Regina Sardoeira
Cumpre-se Agosto. Pelo ar pairam exalações de um mundo antigo, tão antigo que se perde na bruma do tempo e de que conseguimos, apenas, supor vislumbres do que seja o viço primitivo. Não quereríamos, decerto, essa pujante frescura de um planeta quase virgem porque, ao longo do tempo, o nosso cérebro alterou-se, mercê dos sucessivos avanços civilazicionais e não saberia integrar-se e subsistir na selva inumana. Mas apraz-nos desejar, de vez em quando, esse recuo no tempo e acreditar que aquilo a que chamamos “ar puro”, “natureza” e outros epítetos com que vamos designando fugas das cidades, em carros, comboios, aviões, estão ainda ao nosso alcance.
A nossa humanidade transformou-nos, na medida em que, pela tecnologia, nos ofereceu um mundo construído de materiais tão alterados que pouca semelhança encontrarão na natureza. Tornou-nos subprodutos.
Apesar de tudo, certas emanações, cálidas ou frescas, uma mordida de sol na pele, à beira-mar, um reflexo azul, em água de piscina, uma relva verdejante, em jardim plantado, um rumor de asas pelo crepúsculo fazem estremecer o grão de sensibilidade que nos resta. Mas é somente um grão, não tenhamos ilusões. Se ficássemos “clear” ou esclarecidos, somente do ponto de vista sensorial, acaso os nossos sentidos frouxos aguentariam a explosão do verde absoluto da erva, do vigor absoluto das águas do mar, do esplendor absoluto do sol cálido, do brilho das estrelas, da pungência do crepúsculo?

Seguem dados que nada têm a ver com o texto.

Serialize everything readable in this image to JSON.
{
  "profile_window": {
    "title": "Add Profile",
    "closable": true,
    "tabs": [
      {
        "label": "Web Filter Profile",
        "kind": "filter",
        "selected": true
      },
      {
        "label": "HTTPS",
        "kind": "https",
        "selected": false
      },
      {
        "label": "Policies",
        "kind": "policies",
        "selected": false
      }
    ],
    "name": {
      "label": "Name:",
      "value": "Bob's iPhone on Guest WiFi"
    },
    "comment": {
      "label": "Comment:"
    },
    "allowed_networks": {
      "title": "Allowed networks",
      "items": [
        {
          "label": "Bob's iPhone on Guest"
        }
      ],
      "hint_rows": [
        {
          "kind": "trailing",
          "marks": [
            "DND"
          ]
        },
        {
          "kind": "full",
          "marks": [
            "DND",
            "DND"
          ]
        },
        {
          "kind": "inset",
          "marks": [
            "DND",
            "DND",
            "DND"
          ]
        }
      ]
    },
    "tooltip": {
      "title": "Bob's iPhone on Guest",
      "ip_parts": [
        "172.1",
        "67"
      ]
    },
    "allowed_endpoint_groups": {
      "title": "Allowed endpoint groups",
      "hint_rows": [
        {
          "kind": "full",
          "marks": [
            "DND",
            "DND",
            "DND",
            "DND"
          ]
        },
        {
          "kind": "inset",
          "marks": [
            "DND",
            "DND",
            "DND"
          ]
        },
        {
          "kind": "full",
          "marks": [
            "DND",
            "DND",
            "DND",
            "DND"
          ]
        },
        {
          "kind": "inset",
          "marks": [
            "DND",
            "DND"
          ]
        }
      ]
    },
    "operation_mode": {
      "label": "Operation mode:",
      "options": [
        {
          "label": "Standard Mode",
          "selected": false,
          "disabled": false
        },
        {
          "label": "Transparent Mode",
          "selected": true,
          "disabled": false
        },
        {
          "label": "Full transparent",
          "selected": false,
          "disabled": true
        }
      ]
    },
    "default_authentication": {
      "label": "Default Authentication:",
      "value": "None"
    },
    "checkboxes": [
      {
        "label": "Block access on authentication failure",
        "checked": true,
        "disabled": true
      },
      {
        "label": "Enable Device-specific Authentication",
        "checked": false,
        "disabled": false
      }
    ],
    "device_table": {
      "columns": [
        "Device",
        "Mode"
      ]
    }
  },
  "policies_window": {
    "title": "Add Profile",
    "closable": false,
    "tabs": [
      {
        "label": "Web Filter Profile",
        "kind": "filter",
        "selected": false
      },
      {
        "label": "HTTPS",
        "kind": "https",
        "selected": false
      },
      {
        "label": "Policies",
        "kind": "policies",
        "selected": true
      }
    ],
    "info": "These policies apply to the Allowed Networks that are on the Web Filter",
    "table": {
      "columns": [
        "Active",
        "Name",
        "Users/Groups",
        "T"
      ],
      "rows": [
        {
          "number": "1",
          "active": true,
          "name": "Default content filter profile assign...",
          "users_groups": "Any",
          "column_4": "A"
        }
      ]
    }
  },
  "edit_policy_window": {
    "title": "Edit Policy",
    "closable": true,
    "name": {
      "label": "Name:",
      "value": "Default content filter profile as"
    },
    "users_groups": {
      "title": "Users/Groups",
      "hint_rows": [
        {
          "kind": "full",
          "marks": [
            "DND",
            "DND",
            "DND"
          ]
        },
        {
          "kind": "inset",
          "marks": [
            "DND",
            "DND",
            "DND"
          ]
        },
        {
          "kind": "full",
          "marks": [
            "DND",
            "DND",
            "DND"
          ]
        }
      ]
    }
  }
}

Platão, na célebre, e talvez não inteiramente compreendida, Alegoria da Caverna, do livro VII de A República, afirma que vivemos todos acorrentados no mundo das sombras, acorrentados e na penumbra, acreditando, firmemente, que os reflexos na parede, à frente dos olhos, são a verdadeira realidade. E contudo, basta que um dos prisioneiros se arraste, contra a vontade (porque, voluntariamente, nunca o faria) para fora da caverna e logo será ofuscado pela força da luz, em pleno. E não conseguirá ver, de imediato, quererá fugir, de tal modo o clarão absoluto da verdade é aterrador, terá que ser compelido a aprender a arte da observação! Verá, em primeiro lugar, os reflexos das coisas, na água, a sua silhueta, à noite, e, depois de um período de aprendizagem, vê-las-á, em si mesmas e ao próprio sol, sua condição de vida.
Ora, tal como os prisioneiros da caverna alegórica, nós estamos todos prisioneiros, condenados a ver sombras. Não porque exista uma parede palpável e correntes a impedirem a fuga, mas porque nos conformámos, nos adaptámos, nos deixámos escravizar. Cremos que este mundo, que nos é diariamente patenteado, é o único, o verdadeiro. Desconhecemos outros territórios, outros poderes, não geográficos ou musculares, mas os que se ocultam à nossa cegueira: porque ver seria, à partida, terrível, talvez excessivo para as nossas forças, avassalador para os nossos sentidos frágeis e comprometidos.
Cumpre-se, pois, Agosto. O ar, escaldante, pede a brisa e ela vem, tardia, com os raios da Lua Cheia. O sol ostenta o seu fervor poderoso, alimentando a Terra. E nós, fiéis às luzes de uma civilização em transe, suspiramos e tememos, alucinados e dormentes, crendo-nos vivos e em segurança, por detrás da cortina (ou da máscara).